People on the front line were the ones who moved. They worked together in private Slack groups, bypassing reporting lines, silos, or geography. It gave them something no roadmap can: confidence.
We study how people feel about AI entering the workplace. One dividing line holds: fear on one side, optimism on the other. The cause is consistent. People with experience build confidence. People without it run scared.
One colleague told me something I haven’t forgotten. She was a junior program manager, not typically first in line for talent investment.
She said: “You didn’t announce anything. You didn’t tell us to use Copilot because AI is the future. You invested in us.”
We didn’t reduce or automate. We grew together. That happens through work. The below-the-radar kind, where half of what you build breaks and the other half surprises you.
Without anyone naming it, an operating system emerged.
The argument against investment in people-centric systems is easy to make.
AI gets better by the day. Perhaps models get so powerful that human readiness becomes irrelevant. Maybe the people problem solves itself. Nothing in the field supports it. AI gets easier to use. The judgment required to use it well doesn’t.
People stop questioning AI output within weeks. When AI drifts, and it will, who sees the cliff? Who knows how the company works and catches what AI misses? Your teams are your organizational immune system. Gut them, and they don’t grow back.
The decision point for team investment isn’t next year. Maybe you already passed it, or maybe it’s next week. Most won’t recognize it as one. It will look like a budget review. Or a meeting about whether an AI program worked. When that moment arrives, AI either earns its keep or gets filed next to programs that launched with town halls and died in spreadsheets.

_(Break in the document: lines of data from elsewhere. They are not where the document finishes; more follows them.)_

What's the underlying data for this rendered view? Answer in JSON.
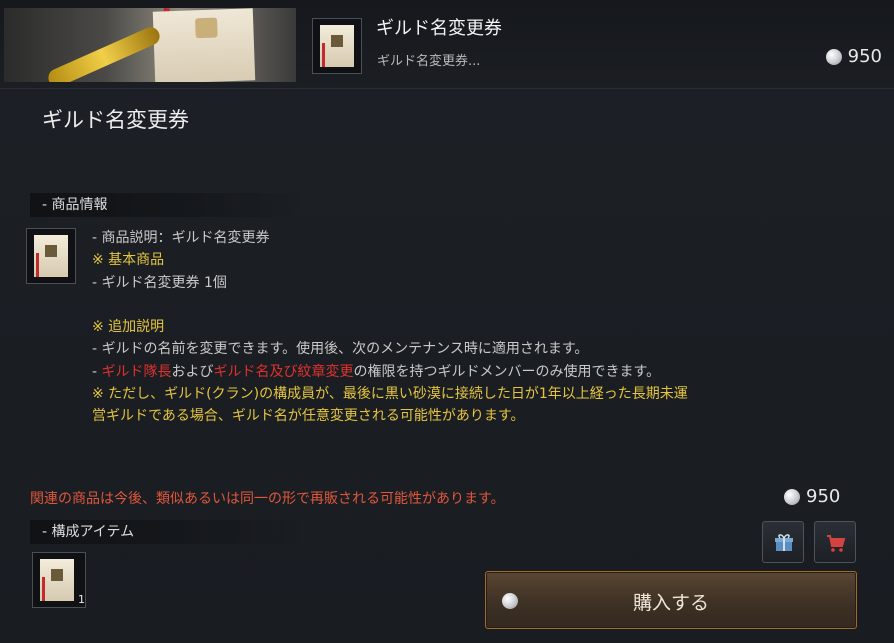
{
  "header": {
    "title": "ギルド名変更券",
    "subtitle": "ギルド名変更券...",
    "price": "950"
  },
  "main": {
    "title": "ギルド名変更券"
  },
  "product_info": {
    "section_label": "- 商品情報",
    "lines": [
      {
        "segments": [
          {
            "text": "- 商品説明：ギルド名変更券",
            "color": "white"
          }
        ]
      },
      {
        "segments": [
          {
            "text": "※ 基本商品",
            "color": "yellow"
          }
        ]
      },
      {
        "segments": [
          {
            "text": "- ギルド名変更券 1個",
            "color": "white"
          }
        ]
      },
      {
        "segments": [
          {
            "text": "",
            "color": "white"
          }
        ]
      },
      {
        "segments": [
          {
            "text": "※ 追加説明",
            "color": "yellow"
          }
        ]
      },
      {
        "segments": [
          {
            "text": "- ギルドの名前を変更できます。使用後、次のメンテナンス時に適用されます。",
            "color": "white"
          }
        ]
      },
      {
        "segments": [
          {
            "text": "- ",
            "color": "white"
          },
          {
            "text": "ギルド隊長",
            "color": "red"
          },
          {
            "text": "および",
            "color": "white"
          },
          {
            "text": "ギルド名及び紋章変更",
            "color": "red"
          },
          {
            "text": "の権限を持つギルドメンバーのみ使用できます。",
            "color": "white"
          }
        ]
      },
      {
        "segments": [
          {
            "text": "※ ただし、ギルド(クラン)の構成員が、最後に黒い砂漠に接続した日が1年以上経った長期未運",
            "color": "yellow"
          }
        ]
      },
      {
        "segments": [
          {
            "text": "営ギルドである場合、ギルド名が任意変更される可能性があります。",
            "color": "yellow"
          }
        ]
      }
    ]
  },
  "notice": "関連の商品は今後、類似あるいは同一の形で再販される可能性があります。",
  "price_bottom": "950",
  "components": {
    "section_label": "- 構成アイテム",
    "item_quantity": "1"
  },
  "buttons": {
    "buy_label": "購入する",
    "gift_icon": "gift-icon",
    "cart_icon": "cart-icon"
  },
  "colors": {
    "white": "#c9c9c9",
    "yellow": "#e5c53e",
    "red": "#e0312d",
    "notice": "#e0573c",
    "buy_border": "#a06a2e"
  }
}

The movers in your business are working with AI. With tools you didn’t choose, in workflows you can’t see. Some are burning out. Others are plotting their next move. The window to build around them is open. It’s also closing fast.
The bank’s program manager is still working in two tabs. She’s been ahead the whole time. Find the people like her. They’re already moving. Don’t hand them a mandate. Build the system around them.
The operating system starts there. So do the returns.